History of the Atom

Scientists have studied atoms for many years. As more experimental evidence has been collected, our understanding of atomic structure has improved.

Atoms are the building blocks of matter and come in many different types, known as elements, each with unique properties. Let’s look at what scientists have learned about atoms over time.

Dalton’s model 1803

John Dalton was a scientist who lived in the early 19th century and he made a big contribution to our understanding of atoms. In 1803, before the discovery of the electron, Dalton introduced his atomic theory. This had a big impact on the world of science.

According to Dalton:

  • Atoms are the small building blocks of all substances and they cannot be created, divided, or destroyed.
  • Each element has its own unique type of atom. Atoms of the same element are exactly alike, while atoms of different elements are different.
  • When atoms of different elements come together, they form new substances.

So, in Dalton’s model, atoms were seen as tiny solid balls that couldn’t be broken down into smaller parts.

A plain circle depicting Daltons "Solid sphere model" of the atom in 1803.

This was a groundbreaking idea at the time, and it helped to lay the foundation for future studies on atomic structure. However, as scientific experimentation advanced, some parts of his theory were found to be incorrect.

Thomson’s Plum Pudding Model (1897)

In 1897, physicist J.J Thomson challenged John Dalton’s atomic theory by conducting an experiment with a cathode ray tube. This experiment revealed that atoms could indeed be divided into smaller parts. As a result, Thomson discovered the electron as a negatively charged subatomic particle.

He proposed the “plum pudding” model, where atoms were made up of negatively charged electrons inside a positive charge.

As the electrons have a negative charge, Thomson assumed that the rest of the atom had a positive charge. So, this arrangement resulted in a neutral overall charge for the atom.

A big yellow circle with many smaller blue circles with a negative symbol inside representing electrons; depicting Thomsons "Plum pudding model" in 1897.

This was a huge step forward in our understanding of atomic structure, as we gained an understanding of the role of electrons within atoms.

Rutherford’s Nuclear Model (1911)

The scientist who made the next major change to the atomic model was Ernest Rutherford. In 1909, Rutherford tested the plum pudding model. He directed a beam of positively charged alpha particles at thin pieces of gold foil.

In the plum pudding model, the positive charge of the nucleus is spread out. So, Rutherford expected the charged particles to pass through the sheet of foil. However, the results were different to what he expected:

  • Most of the particles continued in a straight line.
  • Some of the particles deflected a bit to the side.
  • A few of the particles bounced straight back.

During this experiment, he made a number of observations and came to new conclusions:

A block representing a radioactive source emitting (alpha) particles at a thin gold foil. Some particles are deflected back and some go through while some are slightly deflected but still go through. A silver circle around the thin gold foil represents the fluorescent screen.
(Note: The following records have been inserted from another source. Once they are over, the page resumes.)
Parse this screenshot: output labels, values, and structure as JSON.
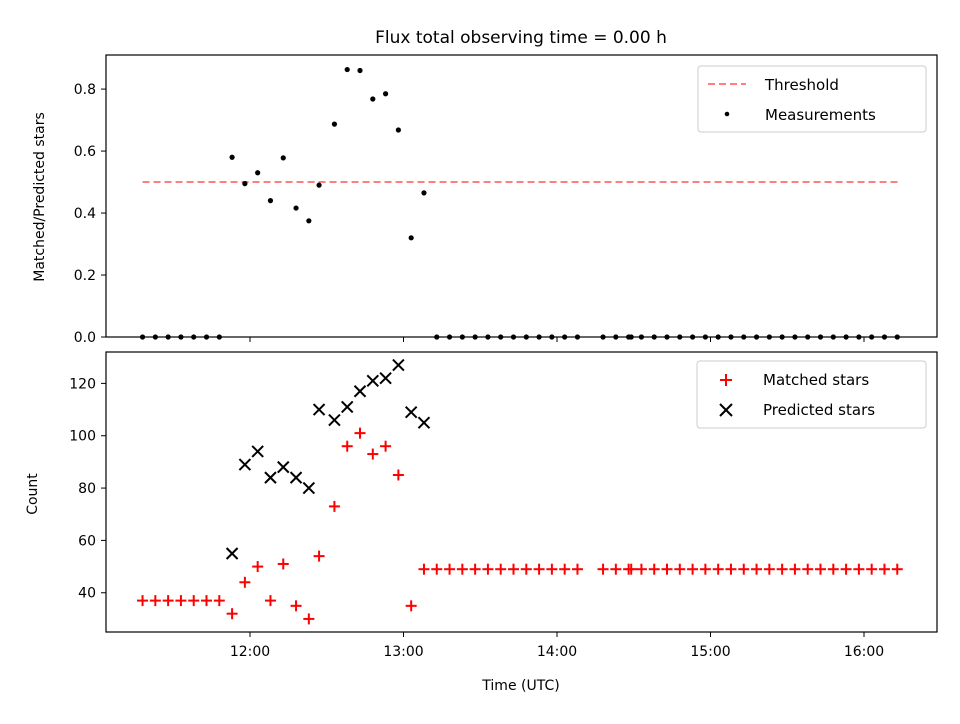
{
  "chart_data": [
    {
      "type": "scatter",
      "title": "Flux total observing time = 0.00 h",
      "xlabel": "",
      "ylabel": "Matched/Predicted stars",
      "ylim": [
        0,
        0.91
      ],
      "xlim": [
        "11:04",
        "16:30"
      ],
      "yticks": [
        "0.0",
        "0.2",
        "0.4",
        "0.6",
        "0.8"
      ],
      "grid": false,
      "legend": "top-right",
      "threshold": {
        "name": "Threshold",
        "value": 0.5,
        "x_start": "11:18",
        "x_end": "16:14",
        "color": "#ff7f7f",
        "style": "dashed"
      },
      "series": [
        {
          "name": "Measurements",
          "color": "#000000",
          "marker": "dot",
          "x": [
            "11:18",
            "11:23",
            "11:28",
            "11:33",
            "11:38",
            "11:43",
            "11:48",
            "11:53",
            "11:58",
            "12:03",
            "12:08",
            "12:13",
            "12:18",
            "12:23",
            "12:27",
            "12:33",
            "12:38",
            "12:43",
            "12:48",
            "12:53",
            "12:58",
            "13:03",
            "13:08",
            "13:13",
            "13:18",
            "13:23",
            "13:28",
            "13:33",
            "13:38",
            "13:43",
            "13:48",
            "13:53",
            "13:58",
            "14:03",
            "14:08",
            "14:18",
            "14:23",
            "14:28",
            "14:29",
            "14:33",
            "14:38",
            "14:43",
            "14:48",
            "14:53",
            "14:58",
            "15:03",
            "15:08",
            "15:13",
            "15:18",
            "15:23",
            "15:28",
            "15:33",
            "15:38",
            "15:43",
            "15:48",
            "15:53",
            "15:58",
            "16:03",
            "16:08",
            "16:13"
          ],
          "y": [
            0,
            0,
            0,
            0,
            0,
            0,
            0,
            0.58,
            0.495,
            0.53,
            0.44,
            0.578,
            0.416,
            0.375,
            0.49,
            0.687,
            0.863,
            0.86,
            0.768,
            0.785,
            0.668,
            0.32,
            0.465,
            0,
            0,
            0,
            0,
            0,
            0,
            0,
            0,
            0,
            0,
            0,
            0,
            0,
            0,
            0,
            0,
            0,
            0,
            0,
            0,
            0,
            0,
            0,
            0,
            0,
            0,
            0,
            0,
            0,
            0,
            0,
            0,
            0,
            0,
            0,
            0,
            0
          ]
        }
      ]
    },
    {
      "type": "scatter",
      "title": "",
      "xlabel": "Time (UTC)",
      "ylabel": "Count",
      "ylim": [
        25,
        132
      ],
      "xlim": [
        "11:04",
        "16:30"
      ],
      "xticks": [
        "12:00",
        "13:00",
        "14:00",
        "15:00",
        "16:00"
      ],
      "yticks": [
        "40",
        "60",
        "80",
        "100",
        "120"
      ],
      "grid": false,
      "legend": "top-right",
      "series": [
        {
          "name": "Matched stars",
          "color": "#ff0000",
          "marker": "plus",
          "x": [
            "11:18",
            "11:23",
            "11:28",
            "11:33",
            "11:38",
            "11:43",
            "11:48",
            "11:53",
            "11:58",
            "12:03",
            "12:08",
            "12:13",
            "12:18",
            "12:23",
            "12:27",
            "12:33",
            "12:38",
            "12:43",
            "12:48",
            "12:53",
            "12:58",
            "13:03",
            "13:08",
            "13:13",
            "13:18",
            "13:23",
            "13:28",
            "13:33",
            "13:38",
            "13:43",
            "13:48",
            "13:53",
            "13:58",
            "14:03",
            "14:08",
            "14:18",
            "14:23",
            "14:28",
            "14:29",
            "14:33",
            "14:38",
            "14:43",
            "14:48",
            "14:53",
            "14:58",
            "15:03",
            "15:08",
            "15:13",
            "15:18",
            "15:23",
            "15:28",
            "15:33",
            "15:38",
            "15:43",
            "15:48",
            "15:53",
            "15:58",
            "16:03",
            "16:08",
            "16:13"
          ],
          "y": [
            37,
            37,
            37,
            37,
            37,
            37,
            37,
            32,
            44,
            50,
            37,
            51,
            35,
            30,
            54,
            73,
            96,
            101,
            93,
            96,
            85,
            35,
            49,
            49,
            49,
            49,
            49,
            49,
            49,
            49,
            49,
            49,
            49,
            49,
            49,
            49,
            49,
            49,
            49,
            49,
            49,
            49,
            49,
            49,
            49,
            49,
            49,
            49,
            49,
            49,
            49,
            49,
            49,
            49,
            49,
            49,
            49,
            49,
            49,
            49
          ]
        },
        {
          "name": "Predicted stars",
          "color": "#000000",
          "marker": "x",
          "x": [
            "11:53",
            "11:58",
            "12:03",
            "12:08",
            "12:13",
            "12:18",
            "12:23",
            "12:27",
            "12:33",
            "12:38",
            "12:43",
            "12:48",
            "12:53",
            "12:58",
            "13:03",
            "13:08"
          ],
          "y": [
            55,
            89,
            94,
            84,
            88,
            84,
            80,
            110,
            106,
            111,
            117,
            121,
            122,
            127,
            109,
            105
          ]
        }
      ]
    }
  ]
}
These conclusions contradicted the plum pudding model. So, Rutherford developed a new model, which is known as the atomic model.

In Rutherford’s atomic model:

  • The atom is mostly empty space.
  • Most of the atom’s mass is in the dense nucleus, at the centre.
  • Negatively charged electrons travel in paths, orbiting around the positively charged nucleus.
A diagram of Rutherfords "Atomic model" in 1911.

Rutherford showed that atoms were not just tiny solid balls, but instead had a complex and dynamic structure.

Bohr’s Model (1913)

In 1913, Neils Bohr further developed Rutherford’s nuclear model. In Bohr’s model, electrons orbit the positively charged nucleus in shells, which are at certain distances from the nucleus. The series of energy shells are at increasing distances from the nucleus.

A diagram of Niels Bohr's "planetary model" in 1913 with the electron and nucleus labelled.

Bohr discovered that the closer an electron is to the nucleus, the stronger the attractive force it experiences from the positively charged nucleus. This means it’s harder to remove the electron from the atom, as it requires more energy to overcome the attractive force.

On the other hand, electrons in higher energy levels, farther away from the nucleus, experience a weaker attractive force and are easier to remove.

Discovering the Neutron

After more experiments, Rutherford confirmed that the positive charge in the nucleus is from small particles, which we now know as protons. And not long after, in 1932, James Chadwick provided evidence for particles in the nucleus with a neutral charge. We now know these particles as neutrons.

The discovery of protons, neutrons, and the energy levels of electrons allowed scientists to better understand the properties of atoms and the chemical reactions they undergo.